In 1946, he moved to São Paulo, where he substituted for his ex-professor, Afonso Taunay, as director of the Museu Paulista and, in 1947, he became professor of Economic history of Brazil in the Escola de Sociologia e Política, substituting for Roberto Simonsen.

He traveled to Paris for three academic conferences at the Sorbonne, in 1949 and, in 1952, Buarque de Holanda moved with his family to Italy, where he stayed for two years as visiting professor in the Brazilian Studies Department of University of Rome.

In 1957, he received the Edgard Cavalheiro Prize from the Instituto Nacional do Livro after publishing the book "Caminhos e Fronteiras". He occupied in 1958, the chair of History of the Brazilian Civilization in the Faculdade de Filosofia, Letras e Ciências Humanas of University of São Paulo (USP), with the thesis Visão do Paraíso – os motivos edênicos no descobrimento e na colonização do Brasil.

He became in 1962 the first director of the Instituto de Estudos Brasileiros of University of São Paulo. From 1963 to 1967, he traveled as visiting professor to universities in Chile and the United States and participated in cultural missions in association with Unesco in Peru and Costa Rica.

In 1969, he retired from his job as professor of USP in solidarity with his colleagues affected by the AI-5 (see Brazilian military dictatorship and military dictatorship). He also received the Governador do Estado Prize, in 1967, in the category of literature.

In 1979, he received, as the year's Brazilian Intellectual, the Juca Pato Prize. In the following year, Buarque de Holanda participated in the foundation of the Workers' Party receiving the third membership card of the party.

Sérgio Buarque de Holanda died in São Paulo, on April 24, 1982, from pulmonary complications.

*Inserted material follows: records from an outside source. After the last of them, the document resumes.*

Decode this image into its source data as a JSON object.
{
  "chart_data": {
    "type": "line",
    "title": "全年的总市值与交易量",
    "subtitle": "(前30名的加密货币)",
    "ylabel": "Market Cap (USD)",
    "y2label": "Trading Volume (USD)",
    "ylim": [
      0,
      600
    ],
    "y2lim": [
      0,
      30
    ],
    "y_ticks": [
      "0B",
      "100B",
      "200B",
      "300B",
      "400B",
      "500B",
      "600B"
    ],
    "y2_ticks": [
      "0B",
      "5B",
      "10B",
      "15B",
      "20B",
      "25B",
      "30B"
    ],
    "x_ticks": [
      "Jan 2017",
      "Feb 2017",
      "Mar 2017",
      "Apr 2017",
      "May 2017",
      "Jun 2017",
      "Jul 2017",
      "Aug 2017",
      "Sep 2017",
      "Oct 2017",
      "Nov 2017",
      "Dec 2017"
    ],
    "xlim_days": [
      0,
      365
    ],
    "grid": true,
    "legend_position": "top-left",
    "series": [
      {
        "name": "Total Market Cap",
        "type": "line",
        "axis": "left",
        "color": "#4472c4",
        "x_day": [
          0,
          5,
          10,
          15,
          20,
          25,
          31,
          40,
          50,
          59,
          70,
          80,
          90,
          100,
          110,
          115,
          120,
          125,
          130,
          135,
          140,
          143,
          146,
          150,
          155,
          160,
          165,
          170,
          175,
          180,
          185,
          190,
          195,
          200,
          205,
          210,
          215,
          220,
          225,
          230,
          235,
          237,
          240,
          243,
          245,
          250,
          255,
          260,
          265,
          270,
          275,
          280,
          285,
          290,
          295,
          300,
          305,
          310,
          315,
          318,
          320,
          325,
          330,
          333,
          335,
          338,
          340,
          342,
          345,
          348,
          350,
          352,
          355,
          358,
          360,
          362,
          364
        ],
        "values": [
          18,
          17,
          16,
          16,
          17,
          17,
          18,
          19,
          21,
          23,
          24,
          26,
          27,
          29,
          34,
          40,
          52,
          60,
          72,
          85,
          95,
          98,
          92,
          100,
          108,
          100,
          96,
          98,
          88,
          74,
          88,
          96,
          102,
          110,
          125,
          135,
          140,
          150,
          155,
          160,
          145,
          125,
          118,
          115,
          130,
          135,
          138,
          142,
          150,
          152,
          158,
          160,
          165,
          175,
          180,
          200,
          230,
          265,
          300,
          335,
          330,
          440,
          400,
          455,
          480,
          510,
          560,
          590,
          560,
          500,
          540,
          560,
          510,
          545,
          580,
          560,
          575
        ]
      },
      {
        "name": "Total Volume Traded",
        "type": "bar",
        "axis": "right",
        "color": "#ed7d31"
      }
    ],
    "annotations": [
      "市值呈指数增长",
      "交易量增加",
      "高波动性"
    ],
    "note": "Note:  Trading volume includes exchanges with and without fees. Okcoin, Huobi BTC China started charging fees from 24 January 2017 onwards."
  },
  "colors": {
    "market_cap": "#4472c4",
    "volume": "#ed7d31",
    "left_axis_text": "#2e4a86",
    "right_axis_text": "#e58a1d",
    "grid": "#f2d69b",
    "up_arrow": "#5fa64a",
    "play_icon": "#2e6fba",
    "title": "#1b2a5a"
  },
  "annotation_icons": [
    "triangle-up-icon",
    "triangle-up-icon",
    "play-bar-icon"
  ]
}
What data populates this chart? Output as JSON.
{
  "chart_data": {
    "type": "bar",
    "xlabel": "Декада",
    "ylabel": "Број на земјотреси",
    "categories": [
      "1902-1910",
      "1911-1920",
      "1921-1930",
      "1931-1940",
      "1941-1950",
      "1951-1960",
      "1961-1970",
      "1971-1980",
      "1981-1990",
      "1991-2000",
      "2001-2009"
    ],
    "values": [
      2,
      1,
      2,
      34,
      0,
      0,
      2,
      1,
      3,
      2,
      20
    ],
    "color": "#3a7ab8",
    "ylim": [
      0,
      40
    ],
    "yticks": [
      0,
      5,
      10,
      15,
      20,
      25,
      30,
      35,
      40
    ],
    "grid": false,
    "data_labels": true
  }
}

== Partial bibliography ==
(By year of first ed.)
- Raízes do Brasil. Rio de Janeiro, 1936.
- Cobra de Vidro. São Paulo, 1944.
- Monções. Rio de Janeiro, 1945.
- Expansão Paulista em Fins do Século XVI e Princípio do Século XVII. São Paulo, 1948.
- Caminhos e Fronteiras. Rio de Janeiro, 1957.
- Visão do Paraíso. Os motivos edênicos no descobrimento e colonização do Brasil. São Paulo, 1959.
- Do Império à República. São Paulo, 1972. (História Geral da Civilização Brasileira, Tomo II, vol. 5).
- Tentativas de Mitologia. São Paulo, 1979.
- Sergio Buarque de Hollanda: História (org. Maria Odila Dias). São Paulo, 1985.
- O Extremo Oeste . São Paulo, 1986.
- O espírito e a letra (org. Antonio Arnoni do Prado) 2 vols. São Paulo, 1996.
- Para uma nova história (org. Marcos Costa). São Paulo, 2004 (collection of texts).

==Family==
In 1936 Sérgio Buarque de Hollanda married the painter and pianist Maria Amélia Cesário Alvim (1910—2010), known as Memélia. They had seven children, among them Heloísa, known as Miúcha (1937—2018), Chico Buarque (born 1944), Ana de Hollanda (born 1948 and Cristina Buarque (1950—2015).